Reasonable alternatives
[29] I find the Appellant had reasonable alternatives to leaving his job when he did.
[30] I recognize that the Appellant may have had good reasons for quitting before the NHL playoffs ended on June 6, 2022. However, just cause is not the same as a good reason. The question is not whether it was reasonable for the Appellant to leave his job. Instead, I must consider whether leaving his job was the only reasonable course of action open to him, having regard to all the circumstances.Footnote 9
[31] I agree with the Commission’s submission that considering all the evidence, a reasonable alternative to leaving would have been for the Appellant to request time off or a leave of absence from his employer during the period that he was unable to work due to the accident. Once recovered, it would have been reasonable for him to seek out other shifts to continue working, earning some money, until such time where he secured other work, to prevent a period of unemployment.
[32] After considering the cumulative effect of all the circumstances set out above, I find the Appellant had reasonable alternatives to quitting his job when he did. This means the Appellant hasn’t shown just cause for voluntarily leaving his job at CGCL.
Period of disentitlement
[33] The EI Act states that a claimant is not entitled to receive benefits if they voluntarily leave a job without just cause within three weeks prior to when they anticipate their job will end.Footnote 10
[34] In this case, the Appellant was hired to work during the NHL playoff season. He started work on April 22, 2022, and the playoff season ended on June 6, 2022. He was dealing with a lot of stress at home and when he was involved in the motor vehicle accident, he felt it was too much to continue working at that time. He didn’t return to work after his last day on May 26, 2022.
[35] I find that it is more likely than not that the Appellant’s job would have ended within three weeks of his last day worked.
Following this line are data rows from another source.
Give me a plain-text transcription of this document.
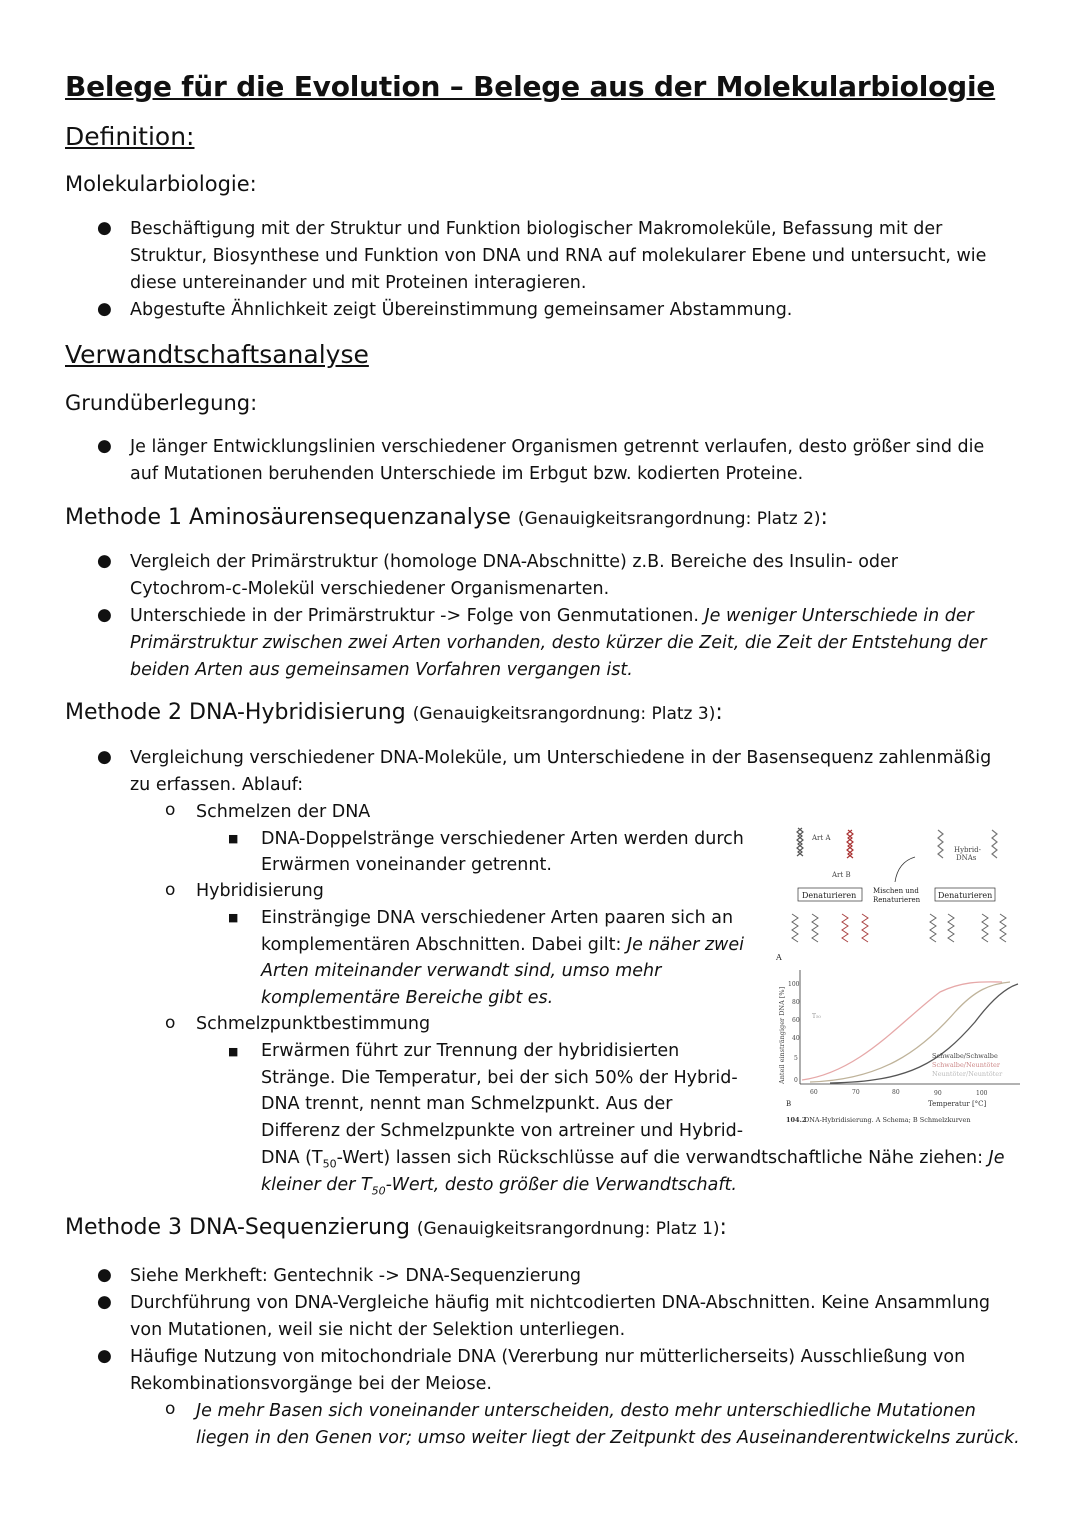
Belege für die Evolution – Belege aus der Molekularbiologie
Definition:
Molekularbiologie:
● Beschäftigung mit der Struktur und Funktion biologischer Makromoleküle, Befassung mit der
Struktur, Biosynthese und Funktion von DNA und RNA auf molekularer Ebene und untersucht, wie
diese untereinander und mit Proteinen interagieren.
● Abgestufte Ähnlichkeit zeigt Übereinstimmung gemeinsamer Abstammung.
Verwandtschaftsanalyse
Grundüberlegung:
● Je länger Entwicklungslinien verschiedener Organismen getrennt verlaufen, desto größer sind die
auf Mutationen beruhenden Unterschiede im Erbgut bzw. kodierten Proteine.
Methode 1 Aminosäurensequenzanalyse (Genauigkeitsrangordnung: Platz 2):
● Vergleich der Primärstruktur (homologe DNA-Abschnitte) z.B. Bereiche des Insulin- oder
Cytochrom-c-Molekül verschiedener Organismenarten.
● Unterschiede in der Primärstruktur -> Folge von Genmutationen. Je weniger Unterschiede in der
Primärstruktur zwischen zwei Arten vorhanden, desto kürzer die Zeit, die Zeit der Entstehung der
beiden Arten aus gemeinsamen Vorfahren vergangen ist.
Methode 2 DNA-Hybridisierung (Genauigkeitsrangordnung: Platz 3):
● Vergleichung verschiedener DNA-Moleküle, um Unterschiedene in der Basensequenz zahlenmäßig
zu erfassen. Ablauf:
o Schmelzen der DNA
■ DNA-Doppelstränge verschiedener Arten werden durch
Erwärmen voneinander getrennt.
o Hybridisierung
■ Einsträngige DNA verschiedener Arten paaren sich an
komplementären Abschnitten. Dabei gilt: Je näher zwei
Arten miteinander verwandt sind, umso mehr
komplementäre Bereiche gibt es.
o Schmelzpunktbestimmung
■ Erwärmen führt zur Trennung der hybridisierten
Stränge. Die Temperatur, bei der sich 50% der Hybrid-
DNA trennt, nennt man Schmelzpunkt. Aus der
Differenz der Schmelzpunkte von artreiner und Hybrid-
DNA $(T_{50}-Wert)$ lassen sich Rückschlüsse auf die verwandtschaftliche Nähe ziehen: Je
kleiner der $T_{50}$-Wert, desto größer die Verwandtschaft.
Art A
Art B
Hybrid-
DNAs
Denaturieren Mischen und
Renaturieren Denaturieren
A
Anteil einsträngiger DNA [%]
100
80
60
40
5
0
T₅₀
60	70	80	90	100
Temperatur [°C]
Schwalbe/Schwalbe
Schwalbe/Neuntöter
Neuntöter/Neuntöter
B
104.2
DNA-Hybridisierung. A Schema; B Schmelzkurven
Methode 3 DNA-Sequenzierung (Genauigkeitsrangordnung: Platz 1):
● Siehe Merkheft: Gentechnik -> DNA-Sequenzierung
● Durchführung von DNA-Vergleiche häufig mit nichtcodierten DNA-Abschnitten. Keine Ansammlung
von Mutationen, weil sie nicht der Selektion unterliegen.
● Häufige Nutzung von mitochondriale DNA (Vererbung nur mütterlicherseits) Ausschließung von
Rekombinationsvorgänge bei der Meiose.
o Je mehr Basen sich voneinander unterscheiden, desto mehr unterschiedliche Mutationen
liegen in den Genen vor; umso weiter liegt der Zeitpunkt des Auseinanderentwickelns zurück.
His last day worked was May 26, 2022, and the date of their NHL team’s last playoff game was June 6, 2022. This means the Appellant quit within three weeks of anticipating that his job would be ending.
[36] After consideration of the foregoing, I find the Appellant is disentitled from receiving regular EI benefits from May 27, 2022, to June 6, 2022.
Conclusion
[37] The appeal is allowed, in part.
[38] The Appellant voluntarily left his job, without just cause, in anticipation of losing his job. This means he is disentitled from receiving regular EI benefits from May 27, 2022, to June 6, 2022.